My life may not be the envy of the internet, my work is kind of boring (and at times really disgusting), but it is sanctifying. That is, it is making me holy. When we offer our work to the Lord, He makes it holy. And by doing that work we can grow in holiness, no matter how hidden and humdrum that work may be.

St. Teresa of Calcutta, undoubtedly one of the holiest women of the recent past, famously said “Not all of us can do great things. But we can do small things with great love.” Mother Teresa became a saint by doing many of the same small and simple tasks that I do everyday – picking people up, cleaning them off, feeding them, and giving them a safe place to rest. So what’s the difference between Mother Teresa and me? Why is she a saint and I’m, well….I still need some work?

She performed her work with selfless love for God and His children. And she offered everything to God for His glory. This is the stuff of holiness.

So what is making you holy? Maybe it’s getting into a cold car every morning for a long commute to a job you don’t like. But you do it to provide for the needs of your family. That is holy work. Maybe it’s applying yourself in a grad school program, even though it’s hard and seems to stretch on forever. But you’re doing it so that you can be equipped to carry out the call God has laid on your heart. That is holy work. Maybe it’s putting up with difficult coworkers, or caring for an elderly relative, or treating your students with respect and dignity, even though they’re annoying. In loving them you are loving God, who is their Creator and Father, and who has written His Divine Image onto their souls. That is holy work.

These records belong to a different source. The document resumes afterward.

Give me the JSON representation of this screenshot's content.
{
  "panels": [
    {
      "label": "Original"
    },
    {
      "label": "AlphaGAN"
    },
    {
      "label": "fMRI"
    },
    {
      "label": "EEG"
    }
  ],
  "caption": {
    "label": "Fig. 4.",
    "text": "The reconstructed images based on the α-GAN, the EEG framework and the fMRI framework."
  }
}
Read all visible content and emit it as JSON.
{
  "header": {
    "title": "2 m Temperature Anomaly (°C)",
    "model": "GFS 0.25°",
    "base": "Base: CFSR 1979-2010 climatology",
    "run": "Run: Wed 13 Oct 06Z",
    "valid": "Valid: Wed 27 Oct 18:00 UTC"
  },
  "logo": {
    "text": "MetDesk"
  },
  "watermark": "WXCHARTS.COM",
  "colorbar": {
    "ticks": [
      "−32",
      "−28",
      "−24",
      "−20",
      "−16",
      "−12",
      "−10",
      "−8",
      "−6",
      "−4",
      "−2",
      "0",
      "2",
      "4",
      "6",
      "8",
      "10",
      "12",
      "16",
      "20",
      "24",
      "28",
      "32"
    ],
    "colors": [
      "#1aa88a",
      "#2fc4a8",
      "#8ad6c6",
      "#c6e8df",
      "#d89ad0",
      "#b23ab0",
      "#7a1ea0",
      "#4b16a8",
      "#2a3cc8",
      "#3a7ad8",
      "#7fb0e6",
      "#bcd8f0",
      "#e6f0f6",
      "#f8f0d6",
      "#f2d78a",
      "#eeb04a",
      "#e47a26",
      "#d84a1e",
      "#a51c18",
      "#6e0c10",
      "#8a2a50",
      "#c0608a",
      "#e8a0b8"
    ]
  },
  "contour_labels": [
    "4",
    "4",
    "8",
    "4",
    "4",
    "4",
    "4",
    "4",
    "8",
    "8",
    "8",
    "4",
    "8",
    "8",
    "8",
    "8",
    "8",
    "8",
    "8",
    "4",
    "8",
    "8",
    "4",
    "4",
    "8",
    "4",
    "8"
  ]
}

“Life is monotony, but our hearts are continually being made new”. When I allow my heart to be made new and my monotony to be made holy I am able to love my family more. In loving them I am catching a small glimpse of just how much God the Father loves me, His child. In pouring out my life for them, day after day after day, I see a reflection, be it a rather poor one, of Jesus pouring out His own life for me.

This is hard work, it’s hidden work, it’s monotonous work. But this is holy work.


Anna is a St. Paul native, wife, mother, and convert to the Catholic faith. When not chasing her two young children you can probably find her teaching piano lessons, knitting, tripping over wooden train tracks, and blogging at The Hearts Overflow.